I reasoned with her in the most winning way. I would send her a little French novel, one of the most philosophical works I had ever read, although presented as the lightest of fiction, a pill coated like a sugar-plum. In it there were two people who had loved each other all their lives, and kept their romance evergreen because they did not marry. Marriage spoilt so many things. It was the microscope turned on to the apparently limpid waters of romance. It showed a mass of horrid, swirling, swimming, ugly things that there was no need to see. Why use a microscope? She must have learned the evil of the matrimonial microscope from Lionel. Delusions were as good as realities if one were consistent. If we had been rich we might have married each other. Therefore, poverty knew what was best for us, and had been our most sincere friend.
I think I left her pacified; at least, to the extent of not being dangerous. Lionel came in, and I was obliged to go.
I was compelled of course to spend a great deal of time at South Kensington. Edith was radiantly happy, and her romance had brought something into her face which it had hitherto lacked. I was very proud of her. Poor Sibella, who had seen her at some public function, had evidently not expected anything so beautiful, for she declared that I must surely love so exquisite a creature better than herself. As a matter of fact, Miss Gascoyne’s beauty, although of a higher type, was not so dazzling as Sibella’s, and I could honestly say, “One admires Miss Gascoyne, but one does not love her,” which had a very good effect on Sibella. It was put authoritatively, and it convinced her.
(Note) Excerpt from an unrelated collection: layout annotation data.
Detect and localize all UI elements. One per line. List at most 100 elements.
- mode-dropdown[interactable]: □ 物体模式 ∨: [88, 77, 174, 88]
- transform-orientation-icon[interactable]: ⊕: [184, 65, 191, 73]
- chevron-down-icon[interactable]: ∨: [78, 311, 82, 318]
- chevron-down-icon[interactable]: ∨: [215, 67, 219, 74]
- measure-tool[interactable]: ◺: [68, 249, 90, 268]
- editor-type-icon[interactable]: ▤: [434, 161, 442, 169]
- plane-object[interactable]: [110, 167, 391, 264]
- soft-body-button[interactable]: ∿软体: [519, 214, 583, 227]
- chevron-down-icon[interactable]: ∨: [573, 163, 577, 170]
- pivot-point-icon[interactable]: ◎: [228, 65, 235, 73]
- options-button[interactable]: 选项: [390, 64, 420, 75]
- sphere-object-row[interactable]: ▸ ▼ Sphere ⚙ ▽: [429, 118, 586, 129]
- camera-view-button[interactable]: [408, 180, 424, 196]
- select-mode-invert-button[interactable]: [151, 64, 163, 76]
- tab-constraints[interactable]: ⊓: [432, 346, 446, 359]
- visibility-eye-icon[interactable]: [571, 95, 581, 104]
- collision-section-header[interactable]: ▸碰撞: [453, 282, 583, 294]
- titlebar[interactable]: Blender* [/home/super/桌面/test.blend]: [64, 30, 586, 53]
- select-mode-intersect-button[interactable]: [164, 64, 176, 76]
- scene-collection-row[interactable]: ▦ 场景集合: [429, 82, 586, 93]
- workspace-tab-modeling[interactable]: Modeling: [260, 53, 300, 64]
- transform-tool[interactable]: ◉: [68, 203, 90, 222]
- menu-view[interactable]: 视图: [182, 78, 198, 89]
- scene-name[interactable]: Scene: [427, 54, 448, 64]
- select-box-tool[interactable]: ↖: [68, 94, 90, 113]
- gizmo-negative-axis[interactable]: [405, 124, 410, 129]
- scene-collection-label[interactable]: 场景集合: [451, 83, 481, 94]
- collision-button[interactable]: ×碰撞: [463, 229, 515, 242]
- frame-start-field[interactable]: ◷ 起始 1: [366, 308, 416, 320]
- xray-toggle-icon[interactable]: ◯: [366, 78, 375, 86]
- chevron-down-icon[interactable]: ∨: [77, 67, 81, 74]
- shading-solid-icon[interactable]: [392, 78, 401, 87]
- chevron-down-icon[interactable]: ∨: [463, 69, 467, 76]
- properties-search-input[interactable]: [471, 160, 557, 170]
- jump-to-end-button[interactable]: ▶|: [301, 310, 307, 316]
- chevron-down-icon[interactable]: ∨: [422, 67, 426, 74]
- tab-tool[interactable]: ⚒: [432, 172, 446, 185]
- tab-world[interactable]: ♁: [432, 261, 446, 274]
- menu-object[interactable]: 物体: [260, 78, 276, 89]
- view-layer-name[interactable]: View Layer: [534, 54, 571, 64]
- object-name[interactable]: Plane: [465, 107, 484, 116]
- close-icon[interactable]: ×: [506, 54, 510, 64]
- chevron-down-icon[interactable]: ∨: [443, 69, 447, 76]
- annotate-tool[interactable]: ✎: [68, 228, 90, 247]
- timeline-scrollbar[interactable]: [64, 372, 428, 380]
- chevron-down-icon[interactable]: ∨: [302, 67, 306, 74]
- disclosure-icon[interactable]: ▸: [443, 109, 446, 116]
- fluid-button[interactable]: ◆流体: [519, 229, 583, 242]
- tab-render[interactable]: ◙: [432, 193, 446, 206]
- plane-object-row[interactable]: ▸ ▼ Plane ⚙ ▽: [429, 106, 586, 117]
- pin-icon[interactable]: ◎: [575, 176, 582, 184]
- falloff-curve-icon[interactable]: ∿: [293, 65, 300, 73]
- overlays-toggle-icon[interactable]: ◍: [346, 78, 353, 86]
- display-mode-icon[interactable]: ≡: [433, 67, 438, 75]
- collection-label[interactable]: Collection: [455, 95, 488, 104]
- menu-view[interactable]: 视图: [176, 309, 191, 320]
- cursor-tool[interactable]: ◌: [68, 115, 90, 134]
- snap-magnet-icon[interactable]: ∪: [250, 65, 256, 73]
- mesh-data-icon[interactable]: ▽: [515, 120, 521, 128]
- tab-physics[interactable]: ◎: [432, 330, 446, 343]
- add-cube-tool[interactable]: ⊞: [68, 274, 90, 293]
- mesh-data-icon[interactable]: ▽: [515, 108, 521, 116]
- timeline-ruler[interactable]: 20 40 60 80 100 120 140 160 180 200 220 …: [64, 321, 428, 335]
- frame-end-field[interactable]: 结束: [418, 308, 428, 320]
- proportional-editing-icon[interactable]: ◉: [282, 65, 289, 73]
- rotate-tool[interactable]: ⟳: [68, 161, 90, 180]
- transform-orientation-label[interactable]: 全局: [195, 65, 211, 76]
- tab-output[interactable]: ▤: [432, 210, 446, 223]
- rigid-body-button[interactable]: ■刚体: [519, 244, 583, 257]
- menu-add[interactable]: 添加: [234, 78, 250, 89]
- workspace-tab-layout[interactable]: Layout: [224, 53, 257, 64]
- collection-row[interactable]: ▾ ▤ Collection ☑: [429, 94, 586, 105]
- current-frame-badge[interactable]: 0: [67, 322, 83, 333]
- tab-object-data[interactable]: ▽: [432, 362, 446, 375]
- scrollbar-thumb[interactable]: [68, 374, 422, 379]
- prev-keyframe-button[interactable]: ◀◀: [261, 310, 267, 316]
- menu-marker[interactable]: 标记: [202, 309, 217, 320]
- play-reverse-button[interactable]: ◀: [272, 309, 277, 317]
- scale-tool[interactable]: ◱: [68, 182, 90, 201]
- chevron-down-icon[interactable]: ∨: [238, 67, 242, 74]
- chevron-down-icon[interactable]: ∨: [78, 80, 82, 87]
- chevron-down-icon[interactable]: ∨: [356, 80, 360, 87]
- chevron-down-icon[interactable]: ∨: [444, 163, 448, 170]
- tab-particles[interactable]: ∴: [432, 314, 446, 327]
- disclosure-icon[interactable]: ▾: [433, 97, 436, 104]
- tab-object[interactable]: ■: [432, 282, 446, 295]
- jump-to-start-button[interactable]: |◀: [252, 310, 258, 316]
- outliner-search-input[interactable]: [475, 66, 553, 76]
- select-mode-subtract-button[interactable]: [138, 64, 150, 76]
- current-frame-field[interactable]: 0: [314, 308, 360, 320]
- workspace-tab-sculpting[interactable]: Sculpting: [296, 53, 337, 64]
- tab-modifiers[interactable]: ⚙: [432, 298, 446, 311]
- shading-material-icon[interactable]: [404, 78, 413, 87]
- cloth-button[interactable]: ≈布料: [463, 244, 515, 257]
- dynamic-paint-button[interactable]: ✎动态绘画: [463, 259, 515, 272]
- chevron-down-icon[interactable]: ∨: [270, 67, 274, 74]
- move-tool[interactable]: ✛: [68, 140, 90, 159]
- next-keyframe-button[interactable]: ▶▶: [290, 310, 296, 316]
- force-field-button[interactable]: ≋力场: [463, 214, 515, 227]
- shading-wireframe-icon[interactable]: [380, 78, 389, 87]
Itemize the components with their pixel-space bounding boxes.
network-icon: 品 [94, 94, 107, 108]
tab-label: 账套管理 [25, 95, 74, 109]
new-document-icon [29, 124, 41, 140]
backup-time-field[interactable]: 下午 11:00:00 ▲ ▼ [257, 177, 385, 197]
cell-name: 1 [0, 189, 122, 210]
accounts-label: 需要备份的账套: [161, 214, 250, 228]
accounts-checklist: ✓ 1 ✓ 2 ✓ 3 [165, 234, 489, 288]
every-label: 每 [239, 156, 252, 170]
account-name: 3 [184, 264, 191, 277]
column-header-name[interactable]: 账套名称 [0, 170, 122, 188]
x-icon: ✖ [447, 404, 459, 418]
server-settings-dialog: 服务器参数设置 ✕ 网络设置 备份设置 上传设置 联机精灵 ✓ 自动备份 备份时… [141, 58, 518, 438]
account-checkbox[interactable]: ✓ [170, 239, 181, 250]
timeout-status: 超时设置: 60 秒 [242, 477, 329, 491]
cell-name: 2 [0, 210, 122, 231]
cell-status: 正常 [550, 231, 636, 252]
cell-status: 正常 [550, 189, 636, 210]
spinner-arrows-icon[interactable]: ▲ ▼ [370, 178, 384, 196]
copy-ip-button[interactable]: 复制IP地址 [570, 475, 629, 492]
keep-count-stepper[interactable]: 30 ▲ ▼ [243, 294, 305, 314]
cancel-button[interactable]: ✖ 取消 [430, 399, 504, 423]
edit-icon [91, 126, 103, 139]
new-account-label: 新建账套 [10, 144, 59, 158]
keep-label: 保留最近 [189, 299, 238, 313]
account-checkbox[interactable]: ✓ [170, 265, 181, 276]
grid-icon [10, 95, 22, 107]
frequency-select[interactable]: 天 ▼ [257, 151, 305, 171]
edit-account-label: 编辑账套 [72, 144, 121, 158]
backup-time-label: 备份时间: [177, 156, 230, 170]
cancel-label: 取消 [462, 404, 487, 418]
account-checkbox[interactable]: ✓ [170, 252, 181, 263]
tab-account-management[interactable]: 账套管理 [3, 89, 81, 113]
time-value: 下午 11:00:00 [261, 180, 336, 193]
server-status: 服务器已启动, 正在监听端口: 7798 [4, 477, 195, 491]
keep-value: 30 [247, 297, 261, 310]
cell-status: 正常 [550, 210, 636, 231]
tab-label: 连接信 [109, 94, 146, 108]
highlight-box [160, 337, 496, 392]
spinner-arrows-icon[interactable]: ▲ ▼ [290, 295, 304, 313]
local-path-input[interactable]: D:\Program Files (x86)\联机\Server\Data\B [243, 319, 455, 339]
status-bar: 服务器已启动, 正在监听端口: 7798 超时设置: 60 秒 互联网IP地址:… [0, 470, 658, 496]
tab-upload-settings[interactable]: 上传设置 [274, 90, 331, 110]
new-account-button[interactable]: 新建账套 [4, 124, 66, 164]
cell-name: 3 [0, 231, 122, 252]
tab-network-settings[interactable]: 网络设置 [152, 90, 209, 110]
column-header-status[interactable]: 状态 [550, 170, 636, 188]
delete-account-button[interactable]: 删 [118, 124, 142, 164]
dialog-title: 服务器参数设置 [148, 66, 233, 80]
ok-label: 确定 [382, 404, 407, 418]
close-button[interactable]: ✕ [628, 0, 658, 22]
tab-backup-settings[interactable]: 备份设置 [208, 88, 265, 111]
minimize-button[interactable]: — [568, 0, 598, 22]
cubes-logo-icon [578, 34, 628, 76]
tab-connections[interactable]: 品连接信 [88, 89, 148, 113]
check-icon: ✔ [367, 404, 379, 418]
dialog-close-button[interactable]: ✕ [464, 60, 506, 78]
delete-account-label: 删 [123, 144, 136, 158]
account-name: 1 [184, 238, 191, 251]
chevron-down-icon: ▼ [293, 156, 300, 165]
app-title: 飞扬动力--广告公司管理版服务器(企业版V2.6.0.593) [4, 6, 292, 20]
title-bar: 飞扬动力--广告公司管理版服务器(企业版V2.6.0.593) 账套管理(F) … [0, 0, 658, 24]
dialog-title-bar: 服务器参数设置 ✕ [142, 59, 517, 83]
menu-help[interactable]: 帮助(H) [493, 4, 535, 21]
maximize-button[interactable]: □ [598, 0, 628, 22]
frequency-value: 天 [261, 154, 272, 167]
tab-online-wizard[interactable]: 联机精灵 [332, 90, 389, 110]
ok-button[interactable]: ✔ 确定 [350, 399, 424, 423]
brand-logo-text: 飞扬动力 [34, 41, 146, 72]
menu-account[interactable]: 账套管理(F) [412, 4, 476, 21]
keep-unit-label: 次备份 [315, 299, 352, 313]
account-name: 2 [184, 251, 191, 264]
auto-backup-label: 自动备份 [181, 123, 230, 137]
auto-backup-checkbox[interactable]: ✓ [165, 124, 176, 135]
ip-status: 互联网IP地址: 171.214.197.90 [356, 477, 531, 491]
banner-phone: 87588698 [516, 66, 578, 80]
I was now the son of the house at the Gascoynes’, and there was Satanic humour in the situation. I moved among all these good people as in some measure a substitute for the dead young man. Where ignorance is bliss ’tis folly to be wise, is true sometimes, and what did it matter to them if I were responsible for the son’s death? How could it affect my filial attitude, providing they remained in ignorance?
Mr. Gascoyne doubled my salary, and introduced me to the employés of the firm as his successor. He began by degrees to leave the management of affairs to me, and he did well, for he had grown just a little old-fashioned, and the business certainly improved under my care; in fact, it regained ground which it had lost.
About this time I had another piece of good fortune. It was not much, but such as it was it was encouraging. Old Henry Gascoyne died, leaving only the parson between me and the main branch—of course, with the exception of my benefactor, Mr. Gascoyne.
Lord and Lady Gascoyne called in person to congratulate us on our engagement. They welcomed me as cousin, and asked us all to Hammerton for Christmas. Lady Gascoyne wanted to revive the good old-fashioned Yule-tide. As she justly observed, “What is the use of having an old-fashioned hall if you don’t use it as such?”